ZTE was once a leading provider of telecommunications and network solutions, as it has worked with the top carriers and mobile software developers to produce fantastic devices. However, the company’s success has dwindled and now executives are searching for answers as to how to turn things around.
A report in the online publication China Daily examines the Chinese company’s struggles, such as a loss of profits last year. According to the article, this may be due to the fact that ZTE has completely separated ownership from operation, meaning that none of the company’s employees – who man the daily operations – are shareholders.

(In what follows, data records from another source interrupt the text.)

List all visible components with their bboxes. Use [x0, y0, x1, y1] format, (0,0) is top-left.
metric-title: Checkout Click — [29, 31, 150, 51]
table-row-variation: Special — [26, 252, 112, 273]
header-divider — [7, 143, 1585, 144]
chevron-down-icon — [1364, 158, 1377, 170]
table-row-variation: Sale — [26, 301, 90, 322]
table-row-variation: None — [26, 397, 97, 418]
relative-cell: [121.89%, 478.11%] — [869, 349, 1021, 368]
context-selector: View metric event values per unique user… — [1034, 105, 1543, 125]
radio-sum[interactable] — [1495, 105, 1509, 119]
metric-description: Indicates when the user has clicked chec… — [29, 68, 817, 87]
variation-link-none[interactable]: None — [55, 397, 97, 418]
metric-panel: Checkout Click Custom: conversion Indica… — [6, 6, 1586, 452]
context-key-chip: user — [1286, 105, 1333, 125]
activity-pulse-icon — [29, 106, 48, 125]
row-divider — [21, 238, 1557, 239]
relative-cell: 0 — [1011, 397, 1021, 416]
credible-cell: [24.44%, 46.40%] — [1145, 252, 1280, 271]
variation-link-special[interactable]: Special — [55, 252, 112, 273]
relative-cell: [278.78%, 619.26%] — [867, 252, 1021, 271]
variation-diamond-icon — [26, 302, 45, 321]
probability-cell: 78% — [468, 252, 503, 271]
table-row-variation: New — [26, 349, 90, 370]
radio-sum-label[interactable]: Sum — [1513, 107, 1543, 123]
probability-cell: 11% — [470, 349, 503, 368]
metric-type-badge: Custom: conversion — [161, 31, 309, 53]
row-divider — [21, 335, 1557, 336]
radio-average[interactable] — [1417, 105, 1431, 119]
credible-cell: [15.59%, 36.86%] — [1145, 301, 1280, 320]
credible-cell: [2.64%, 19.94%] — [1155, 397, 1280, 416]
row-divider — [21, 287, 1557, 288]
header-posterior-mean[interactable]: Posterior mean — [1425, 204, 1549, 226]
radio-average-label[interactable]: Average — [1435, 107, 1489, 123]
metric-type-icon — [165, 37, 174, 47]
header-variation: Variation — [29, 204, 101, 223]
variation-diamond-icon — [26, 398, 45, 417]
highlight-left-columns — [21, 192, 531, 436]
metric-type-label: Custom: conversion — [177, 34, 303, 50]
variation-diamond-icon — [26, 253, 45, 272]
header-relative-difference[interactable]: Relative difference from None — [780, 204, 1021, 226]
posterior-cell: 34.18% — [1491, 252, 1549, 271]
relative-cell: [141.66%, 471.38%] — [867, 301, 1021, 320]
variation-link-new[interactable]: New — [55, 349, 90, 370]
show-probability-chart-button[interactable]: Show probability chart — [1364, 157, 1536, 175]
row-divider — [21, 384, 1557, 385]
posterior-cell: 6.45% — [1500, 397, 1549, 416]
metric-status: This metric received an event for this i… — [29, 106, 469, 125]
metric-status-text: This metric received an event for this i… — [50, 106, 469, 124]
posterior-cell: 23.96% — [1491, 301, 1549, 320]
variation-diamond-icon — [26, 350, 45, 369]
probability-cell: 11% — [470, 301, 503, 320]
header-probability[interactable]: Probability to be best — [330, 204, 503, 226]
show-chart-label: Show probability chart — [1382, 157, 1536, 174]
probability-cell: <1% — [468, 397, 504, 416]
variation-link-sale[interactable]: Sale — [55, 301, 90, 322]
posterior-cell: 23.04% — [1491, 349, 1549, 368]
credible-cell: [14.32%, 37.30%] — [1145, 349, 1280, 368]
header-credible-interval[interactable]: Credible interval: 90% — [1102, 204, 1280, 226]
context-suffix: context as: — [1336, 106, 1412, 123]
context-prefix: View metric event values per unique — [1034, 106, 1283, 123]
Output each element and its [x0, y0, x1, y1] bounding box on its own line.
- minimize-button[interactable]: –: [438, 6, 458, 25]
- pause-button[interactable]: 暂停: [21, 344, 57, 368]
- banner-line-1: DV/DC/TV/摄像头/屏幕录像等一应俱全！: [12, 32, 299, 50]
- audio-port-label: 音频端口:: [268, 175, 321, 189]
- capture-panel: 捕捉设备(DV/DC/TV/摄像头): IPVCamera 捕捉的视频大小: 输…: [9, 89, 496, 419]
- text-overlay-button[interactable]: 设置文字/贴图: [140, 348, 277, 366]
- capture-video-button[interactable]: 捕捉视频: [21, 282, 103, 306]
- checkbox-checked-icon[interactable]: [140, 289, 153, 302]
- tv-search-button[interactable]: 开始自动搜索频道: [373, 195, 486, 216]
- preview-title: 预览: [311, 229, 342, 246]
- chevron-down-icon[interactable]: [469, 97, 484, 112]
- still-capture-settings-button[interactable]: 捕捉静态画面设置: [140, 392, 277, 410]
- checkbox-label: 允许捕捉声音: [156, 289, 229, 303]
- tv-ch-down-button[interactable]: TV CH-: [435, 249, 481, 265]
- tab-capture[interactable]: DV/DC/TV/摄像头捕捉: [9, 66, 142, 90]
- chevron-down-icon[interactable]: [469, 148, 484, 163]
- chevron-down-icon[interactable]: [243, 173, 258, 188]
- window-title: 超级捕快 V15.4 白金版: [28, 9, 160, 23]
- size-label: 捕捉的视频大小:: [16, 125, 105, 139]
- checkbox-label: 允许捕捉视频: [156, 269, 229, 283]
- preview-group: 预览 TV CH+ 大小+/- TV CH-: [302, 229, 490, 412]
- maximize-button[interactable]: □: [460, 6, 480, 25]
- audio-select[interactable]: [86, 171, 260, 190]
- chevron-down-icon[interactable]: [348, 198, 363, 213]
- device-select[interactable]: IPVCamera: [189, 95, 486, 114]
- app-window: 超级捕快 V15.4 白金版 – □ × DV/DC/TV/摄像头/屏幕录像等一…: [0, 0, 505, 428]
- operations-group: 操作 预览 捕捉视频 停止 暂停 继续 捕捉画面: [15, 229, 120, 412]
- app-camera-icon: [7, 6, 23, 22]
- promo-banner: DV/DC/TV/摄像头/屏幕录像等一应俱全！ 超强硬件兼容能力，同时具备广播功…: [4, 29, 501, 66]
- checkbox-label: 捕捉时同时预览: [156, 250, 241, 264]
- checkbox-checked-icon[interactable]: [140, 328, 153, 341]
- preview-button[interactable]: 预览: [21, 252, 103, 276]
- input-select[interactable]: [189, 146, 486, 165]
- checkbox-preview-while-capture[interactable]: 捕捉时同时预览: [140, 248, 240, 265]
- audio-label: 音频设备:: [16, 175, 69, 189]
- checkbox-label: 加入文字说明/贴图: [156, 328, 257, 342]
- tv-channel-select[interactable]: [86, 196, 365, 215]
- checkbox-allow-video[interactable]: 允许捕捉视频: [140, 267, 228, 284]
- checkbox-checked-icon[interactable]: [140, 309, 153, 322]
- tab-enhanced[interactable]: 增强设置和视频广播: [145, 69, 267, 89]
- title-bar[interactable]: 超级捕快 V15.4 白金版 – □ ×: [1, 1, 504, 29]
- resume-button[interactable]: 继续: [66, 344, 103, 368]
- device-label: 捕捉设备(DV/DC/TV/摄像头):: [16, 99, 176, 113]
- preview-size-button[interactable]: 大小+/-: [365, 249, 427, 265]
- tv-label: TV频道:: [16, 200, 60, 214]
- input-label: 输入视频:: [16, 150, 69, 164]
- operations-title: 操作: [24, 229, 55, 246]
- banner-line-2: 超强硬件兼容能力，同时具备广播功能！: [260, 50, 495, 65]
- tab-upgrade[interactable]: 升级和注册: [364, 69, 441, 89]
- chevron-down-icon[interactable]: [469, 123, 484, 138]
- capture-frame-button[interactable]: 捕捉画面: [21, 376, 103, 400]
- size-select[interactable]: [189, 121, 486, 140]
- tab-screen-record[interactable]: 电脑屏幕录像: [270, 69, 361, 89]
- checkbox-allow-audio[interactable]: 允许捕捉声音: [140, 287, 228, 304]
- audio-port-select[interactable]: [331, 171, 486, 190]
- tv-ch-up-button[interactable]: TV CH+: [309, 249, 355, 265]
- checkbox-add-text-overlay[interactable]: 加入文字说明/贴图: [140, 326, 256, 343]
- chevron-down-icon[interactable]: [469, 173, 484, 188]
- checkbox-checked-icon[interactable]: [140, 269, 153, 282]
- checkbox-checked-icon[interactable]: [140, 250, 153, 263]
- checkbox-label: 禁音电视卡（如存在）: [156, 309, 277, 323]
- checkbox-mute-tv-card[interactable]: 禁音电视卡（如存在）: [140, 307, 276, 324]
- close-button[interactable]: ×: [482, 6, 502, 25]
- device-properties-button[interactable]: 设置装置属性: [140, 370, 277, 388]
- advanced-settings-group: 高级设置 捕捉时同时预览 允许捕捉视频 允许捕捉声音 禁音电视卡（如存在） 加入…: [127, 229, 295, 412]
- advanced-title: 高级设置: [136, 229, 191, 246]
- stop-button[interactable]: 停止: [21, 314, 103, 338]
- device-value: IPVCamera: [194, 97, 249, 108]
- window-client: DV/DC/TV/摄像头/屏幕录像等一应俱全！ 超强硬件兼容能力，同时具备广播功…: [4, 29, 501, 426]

The article suggests that this structure can only yield two possible results: either the company operators don’t have the incentive to work hard for the shareholders or the shareholders will lose control of the company because they are not immersed in the day-to-day grind, thus leaving managers with no ownership to make decisions.
“The former result can be seen in some state-owned companies where the efficiency is low and corruption is rampant,” the article says. “While the latter one can be found in some multinational corporations, to avoid the management hurting the interests of owners, the shareholders usually offer the executives big salaries and a benefits package that includes a golden parachute.”
Owners likely prefer the latter as it gives them an opportunity to manipulate operational control, but all of this can be avoided if companies simply invest in new software solutions that build efficiency and promote communication and transparency. Using FileMaker to build a custom database software solution can collect data and display it in a way that ownership has a clear view of what is happening, what’s working and what isn’t.
Such a solution could have helped ZTE improve its economic viability. Its ownership structure isn’t necessarily wrong, as long as proper actions are taken.